I to jest krok we właściwym kierunku. Na białostockie blokowiska wracają ławeczki, aby można było przy ładnej pogodzie posiedzieć na świeżym powietrzu, blisko swojego mieszkania.
Duży plus i pochwała należy się przynajmniej Białostockiej Spółdzielni Mieszkaniowej. Od niedawna na swoich terenach montuje drewniane ławeczki dla mieszkańców. Może nie jest to jakaś wielka inwestycja, ale to inwestycja, która bardzo cieszy. Mieszkańcy chwalą pomysł, bo przy ładnej pogodzie z chęcią siadają na nowo ustawionych ławeczkach, by chwilę ze sobą porozmawiać, poczytać książkę lub gazetę.

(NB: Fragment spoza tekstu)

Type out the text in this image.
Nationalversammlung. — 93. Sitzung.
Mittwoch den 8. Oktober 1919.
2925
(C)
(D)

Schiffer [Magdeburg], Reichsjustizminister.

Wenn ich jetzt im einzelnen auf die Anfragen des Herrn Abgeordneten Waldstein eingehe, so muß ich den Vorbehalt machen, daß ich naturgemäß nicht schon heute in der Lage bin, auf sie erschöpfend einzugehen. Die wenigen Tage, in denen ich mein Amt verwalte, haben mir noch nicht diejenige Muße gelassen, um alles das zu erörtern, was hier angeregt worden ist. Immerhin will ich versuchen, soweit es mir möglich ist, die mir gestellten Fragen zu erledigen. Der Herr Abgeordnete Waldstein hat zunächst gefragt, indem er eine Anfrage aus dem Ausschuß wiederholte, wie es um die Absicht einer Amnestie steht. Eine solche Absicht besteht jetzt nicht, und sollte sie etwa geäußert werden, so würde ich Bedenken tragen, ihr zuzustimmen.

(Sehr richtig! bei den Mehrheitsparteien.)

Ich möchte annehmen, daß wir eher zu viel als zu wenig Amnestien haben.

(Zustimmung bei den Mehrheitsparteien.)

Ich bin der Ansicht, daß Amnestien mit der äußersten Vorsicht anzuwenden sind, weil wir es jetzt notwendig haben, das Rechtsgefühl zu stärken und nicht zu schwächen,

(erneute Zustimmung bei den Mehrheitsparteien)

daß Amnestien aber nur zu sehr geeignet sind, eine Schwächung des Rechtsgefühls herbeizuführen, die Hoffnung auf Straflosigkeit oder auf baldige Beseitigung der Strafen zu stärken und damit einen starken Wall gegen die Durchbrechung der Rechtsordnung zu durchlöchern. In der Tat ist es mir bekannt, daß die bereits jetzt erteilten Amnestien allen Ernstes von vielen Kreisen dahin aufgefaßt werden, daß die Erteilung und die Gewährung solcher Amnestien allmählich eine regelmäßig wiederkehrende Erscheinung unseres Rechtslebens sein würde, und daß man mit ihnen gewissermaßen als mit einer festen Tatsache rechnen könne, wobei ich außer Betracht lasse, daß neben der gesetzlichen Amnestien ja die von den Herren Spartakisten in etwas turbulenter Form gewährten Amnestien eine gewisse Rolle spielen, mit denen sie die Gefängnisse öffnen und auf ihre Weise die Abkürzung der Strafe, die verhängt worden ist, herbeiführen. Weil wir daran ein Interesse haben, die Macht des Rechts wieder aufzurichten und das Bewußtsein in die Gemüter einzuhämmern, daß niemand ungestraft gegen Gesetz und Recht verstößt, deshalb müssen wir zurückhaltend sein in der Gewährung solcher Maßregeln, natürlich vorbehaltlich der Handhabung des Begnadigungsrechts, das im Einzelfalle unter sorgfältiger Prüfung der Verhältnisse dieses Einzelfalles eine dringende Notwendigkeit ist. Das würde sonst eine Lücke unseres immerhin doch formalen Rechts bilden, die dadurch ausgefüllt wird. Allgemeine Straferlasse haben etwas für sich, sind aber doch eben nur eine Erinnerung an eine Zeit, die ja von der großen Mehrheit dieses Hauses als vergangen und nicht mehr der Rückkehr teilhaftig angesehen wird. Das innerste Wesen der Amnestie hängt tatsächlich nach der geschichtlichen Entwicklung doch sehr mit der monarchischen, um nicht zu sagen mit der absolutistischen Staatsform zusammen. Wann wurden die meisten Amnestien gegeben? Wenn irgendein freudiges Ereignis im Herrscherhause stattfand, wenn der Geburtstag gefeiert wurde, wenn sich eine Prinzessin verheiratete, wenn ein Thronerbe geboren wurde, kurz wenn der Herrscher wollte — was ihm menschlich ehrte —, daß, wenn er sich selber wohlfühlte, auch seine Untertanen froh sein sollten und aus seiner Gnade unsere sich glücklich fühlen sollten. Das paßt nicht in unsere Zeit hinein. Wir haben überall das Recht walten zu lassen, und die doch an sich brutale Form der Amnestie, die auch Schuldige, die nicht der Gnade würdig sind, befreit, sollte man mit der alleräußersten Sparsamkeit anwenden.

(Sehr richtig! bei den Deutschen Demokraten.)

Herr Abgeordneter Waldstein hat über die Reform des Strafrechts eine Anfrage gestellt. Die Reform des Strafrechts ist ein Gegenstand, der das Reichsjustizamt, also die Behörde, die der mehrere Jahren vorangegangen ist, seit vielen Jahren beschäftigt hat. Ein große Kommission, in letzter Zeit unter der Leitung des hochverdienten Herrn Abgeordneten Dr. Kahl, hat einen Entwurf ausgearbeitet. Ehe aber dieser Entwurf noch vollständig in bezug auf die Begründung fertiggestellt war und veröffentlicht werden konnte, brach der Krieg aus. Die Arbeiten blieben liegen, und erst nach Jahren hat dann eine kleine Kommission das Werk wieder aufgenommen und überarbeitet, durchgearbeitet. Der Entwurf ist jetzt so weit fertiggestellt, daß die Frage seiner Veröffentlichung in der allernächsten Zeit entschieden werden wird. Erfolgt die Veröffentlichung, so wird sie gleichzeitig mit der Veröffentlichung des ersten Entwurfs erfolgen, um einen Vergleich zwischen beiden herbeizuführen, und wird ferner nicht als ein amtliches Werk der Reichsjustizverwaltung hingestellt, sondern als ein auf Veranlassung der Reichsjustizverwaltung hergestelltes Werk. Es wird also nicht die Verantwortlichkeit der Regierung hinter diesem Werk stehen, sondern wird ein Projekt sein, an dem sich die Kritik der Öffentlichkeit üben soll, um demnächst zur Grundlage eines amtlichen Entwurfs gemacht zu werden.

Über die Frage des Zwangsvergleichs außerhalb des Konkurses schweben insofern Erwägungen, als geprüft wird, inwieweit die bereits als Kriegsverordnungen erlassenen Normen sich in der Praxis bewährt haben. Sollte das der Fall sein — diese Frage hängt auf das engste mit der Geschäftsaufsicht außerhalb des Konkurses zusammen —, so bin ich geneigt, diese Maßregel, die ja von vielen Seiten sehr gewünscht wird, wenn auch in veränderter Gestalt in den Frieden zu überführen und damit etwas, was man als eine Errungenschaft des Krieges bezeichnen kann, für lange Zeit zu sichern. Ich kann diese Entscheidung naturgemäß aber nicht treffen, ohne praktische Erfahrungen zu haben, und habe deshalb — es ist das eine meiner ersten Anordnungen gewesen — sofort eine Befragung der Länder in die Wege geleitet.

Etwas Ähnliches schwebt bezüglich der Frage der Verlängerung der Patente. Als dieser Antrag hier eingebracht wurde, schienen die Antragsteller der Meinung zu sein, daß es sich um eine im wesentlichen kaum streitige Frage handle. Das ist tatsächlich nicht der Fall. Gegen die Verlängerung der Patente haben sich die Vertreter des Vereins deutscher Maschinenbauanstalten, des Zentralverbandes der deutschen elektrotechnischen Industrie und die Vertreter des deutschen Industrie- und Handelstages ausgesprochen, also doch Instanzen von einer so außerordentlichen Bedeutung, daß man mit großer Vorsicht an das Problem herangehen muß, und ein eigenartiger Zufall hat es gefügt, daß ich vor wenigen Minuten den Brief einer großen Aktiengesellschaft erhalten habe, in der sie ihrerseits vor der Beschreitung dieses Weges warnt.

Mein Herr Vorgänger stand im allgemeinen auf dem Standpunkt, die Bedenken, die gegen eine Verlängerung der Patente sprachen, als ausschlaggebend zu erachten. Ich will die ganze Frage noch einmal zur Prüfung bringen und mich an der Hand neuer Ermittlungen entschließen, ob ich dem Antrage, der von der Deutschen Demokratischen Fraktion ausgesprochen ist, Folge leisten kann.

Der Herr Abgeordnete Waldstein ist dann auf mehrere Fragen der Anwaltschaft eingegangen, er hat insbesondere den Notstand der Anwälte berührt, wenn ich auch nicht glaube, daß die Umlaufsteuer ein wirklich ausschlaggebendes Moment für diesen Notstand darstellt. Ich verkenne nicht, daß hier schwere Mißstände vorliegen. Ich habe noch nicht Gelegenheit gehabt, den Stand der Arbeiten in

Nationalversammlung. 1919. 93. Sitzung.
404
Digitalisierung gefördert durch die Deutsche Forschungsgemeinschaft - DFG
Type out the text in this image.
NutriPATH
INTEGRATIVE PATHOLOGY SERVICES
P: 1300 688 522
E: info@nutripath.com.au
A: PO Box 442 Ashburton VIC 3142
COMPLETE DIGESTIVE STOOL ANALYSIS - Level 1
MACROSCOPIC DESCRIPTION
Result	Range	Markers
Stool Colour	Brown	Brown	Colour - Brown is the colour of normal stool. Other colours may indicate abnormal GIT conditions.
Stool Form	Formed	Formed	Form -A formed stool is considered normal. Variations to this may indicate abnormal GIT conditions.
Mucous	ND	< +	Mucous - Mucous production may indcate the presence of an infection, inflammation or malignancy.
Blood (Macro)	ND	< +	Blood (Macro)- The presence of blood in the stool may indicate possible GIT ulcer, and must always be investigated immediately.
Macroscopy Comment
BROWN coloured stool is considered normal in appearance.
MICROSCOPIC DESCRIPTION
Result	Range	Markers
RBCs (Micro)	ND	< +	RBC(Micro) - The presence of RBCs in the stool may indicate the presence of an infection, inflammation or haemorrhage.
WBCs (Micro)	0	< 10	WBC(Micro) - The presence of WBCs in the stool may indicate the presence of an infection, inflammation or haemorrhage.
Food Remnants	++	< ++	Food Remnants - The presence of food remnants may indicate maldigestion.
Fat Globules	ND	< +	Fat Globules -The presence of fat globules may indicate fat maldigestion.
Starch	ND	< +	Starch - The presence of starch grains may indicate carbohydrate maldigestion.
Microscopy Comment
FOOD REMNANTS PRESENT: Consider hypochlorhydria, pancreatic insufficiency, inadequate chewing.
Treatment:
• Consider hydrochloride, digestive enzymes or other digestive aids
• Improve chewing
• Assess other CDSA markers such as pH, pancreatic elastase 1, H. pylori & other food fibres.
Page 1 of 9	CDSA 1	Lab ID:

- Świetne! Naprawdę świetne. Taka jedna ławeczka, a tyle fajnego. Do tej pory, jak człowiek chciał z sąsiadem pogadać, to albo pod klatką stał, albo na chodniku. Teraz mamy jak posiedzieć – mówi jeden z mieszkańców osiedla Białostoczek.
- Wie pani co, to jest tak, że my tu już w ogóle z nikim nie rozmawiamy. Mieszkamy w tym samym bloku, w tej samej klatce, a prawie się nie znamy. Taka ławeczka, to można powiedzieć przywraca normalne rozmowy ludzkie, sąsiedzkie. Nawet wczoraj wracałam z zakupów i patrzę, a tam siedzi moja sąsiadka z drugiej klatki. Przysiadłam się na chwilę i było jak porozmawiać – chwali inwestycję mieszkanka tej samej dzielnicy.
- Pomysł super. Może tylko trochę za blisko śmietników i jak wiatr powieje, to trochę nie bardzo te zapachy. Ale fajnie, że jest gdzie usiąść pod blokiem – dodaje jeszcze inna z kobiet z osiedla Białostoczek.
Ławeczki są drewniane i jest ich jeszcze niewiele. Jednak można spodziewać się, że będzie ich więcej, skoro mieszkańcy bloków należących do Białostockiej Spółdzielni Mieszkaniowej tak bardzo je chwalą. Kiedyś, jeszcze w czasach PRL-u takie miejsca były wręcz standardem. Później zaczęto demontować ławki, ponieważ zbierała się na nich młodzież, która wieczorami potrafiła dość skutecznie uprzykrzyć życie głośnym zachowaniem i śmieceniem. Przy wejściu do klatek schodowych pojawiły się domofony i zaczęliśmy powoli odgradzać się od innych ludzi, choć mieszkaliśmy obok siebie.
Teraz znów wychodzi na to, że wraca to, co było dobre. Zwłaszcza dla starszych mieszkańców blokowisk, takie ławeczki to w pewnym sensie prezent. Mają jak wyjść i porozmawiać ze sobą na świeżym powietrzu. Seniorom przypadły do gustu – to na pewno. Ale nie brakuje i młodszych, którzy są zadowoleni. Znów mają gdzie przysiąść i choćby sprawdzić pocztę lub przejrzeć na spokojnie swojego facebooka i to łącząc się z domową siecią.
- Myślałam, że ruter tu nie sięgnie, ale sięga. Mogę sobie posiedzieć i w międzyczasie pogadać na facebooku. Pewnie często tu siedzieć nie będę, ale fajnie, że kiedy zechcę, to mam gdzie usiąść – mówi Patrycja.
Sprawdzimy, gdzie jeszcze Białostocka Spółdzielnia Mieszkaniowa ma zamiar montować ławeczki, na których osiedlach się pojawią. Skoro mieszkańcom się taka inwestycja podoba, warto było pójść dalej w tym kierunku. Tymczasem nasza redakcja gratuluje władzom spółdzielni tego pomysłu. Tak trzymać.